Python for non-programmers

Dennis Lee Bieber wlfraed at ix.netcom.com
Fri Mar 3 06:08:18 CET 2000


On Wed, 1 Mar 2000 08:06:48 -0800, "Dennis E. Hamilton"
<infonuovo at email.com> declaimed the following in comp.lang.python:

> to do more and learn how people do multi-media, game animation, and so on.

> eye-opener for me.  I have a list of all the terms (from shell to
> object-oriented) that have no context for non-programmers.  I just skip past

	Much of what he does with the SB/CD-RW may have buzz-words that
don't mean much to a non-musician... Just using my old CZ-101
control-panel as an example, how many "programmers" would understand
what ADSR (or pitch envelope, wave envelope, volume envelope), ring
modulation, bend, key-follow, velocity sensitivity, and patch might
mean.

	The buzz-words are a toll for entering the world...

	Using the subject of "game animation" for example, it is easy to
relate "object oriented" techniques.

	Assuming a role-playing type game (Diablo, perhaps) you have
different opponents. All of the opponents have common elements -- X/Y
location on the floor, hit points, speed, etc.

	OO would model those as an "opponent" class. Subclasses may be
created for "skeleton", "troll", "zombie", etc. The subclasses could
have attributes for the image files used for static poses, death,
damage, weapon type, attack rate... Behavior (seek/avoid)... Some of
these may still be common to the "opponent" class.
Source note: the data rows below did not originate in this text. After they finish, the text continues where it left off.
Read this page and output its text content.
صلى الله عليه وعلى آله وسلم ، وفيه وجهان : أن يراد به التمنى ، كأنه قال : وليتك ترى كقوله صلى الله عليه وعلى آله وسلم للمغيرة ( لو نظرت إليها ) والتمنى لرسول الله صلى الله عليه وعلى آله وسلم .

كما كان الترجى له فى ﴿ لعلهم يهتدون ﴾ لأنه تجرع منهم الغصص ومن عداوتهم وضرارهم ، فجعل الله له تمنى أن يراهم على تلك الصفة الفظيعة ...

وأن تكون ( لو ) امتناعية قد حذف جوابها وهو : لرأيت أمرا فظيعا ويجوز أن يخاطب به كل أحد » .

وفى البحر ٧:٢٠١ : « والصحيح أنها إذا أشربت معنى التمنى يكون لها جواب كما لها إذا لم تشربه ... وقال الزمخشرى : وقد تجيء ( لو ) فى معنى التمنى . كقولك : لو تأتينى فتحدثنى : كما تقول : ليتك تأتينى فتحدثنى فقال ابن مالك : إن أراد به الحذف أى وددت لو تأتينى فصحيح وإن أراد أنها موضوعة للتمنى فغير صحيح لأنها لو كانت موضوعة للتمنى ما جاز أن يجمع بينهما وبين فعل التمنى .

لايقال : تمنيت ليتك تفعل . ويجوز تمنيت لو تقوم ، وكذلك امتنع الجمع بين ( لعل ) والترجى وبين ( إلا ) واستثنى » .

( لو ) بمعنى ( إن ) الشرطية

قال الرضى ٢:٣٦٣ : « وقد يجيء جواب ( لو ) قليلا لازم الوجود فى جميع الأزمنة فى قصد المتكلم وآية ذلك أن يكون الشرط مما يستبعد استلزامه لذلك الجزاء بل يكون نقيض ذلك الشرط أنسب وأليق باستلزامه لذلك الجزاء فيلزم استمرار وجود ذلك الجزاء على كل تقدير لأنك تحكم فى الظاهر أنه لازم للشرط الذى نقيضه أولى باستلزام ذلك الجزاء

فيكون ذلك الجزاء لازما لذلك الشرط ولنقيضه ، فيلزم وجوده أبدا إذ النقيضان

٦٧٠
The imagery would be
specific to the subclass, but the opponent.Display() function might be
common to all, via referencing the actual object image specification.

> He knows to make __init__.py files but not why.  I wanted him to have a
> basic setup where he could begin self-guided activity and see useful results
> that can also be grown to bigger projects and organized work.
>
	In a way, creating "packages" is what I'd consider advanced
work... Much can be done without ever creating a personal
module/package.
 
> with the GUI and the fledgling IDEs available for Python).
>
	PythonWin seems well developed, and with a color-coding editor
built in, should be easier to work with.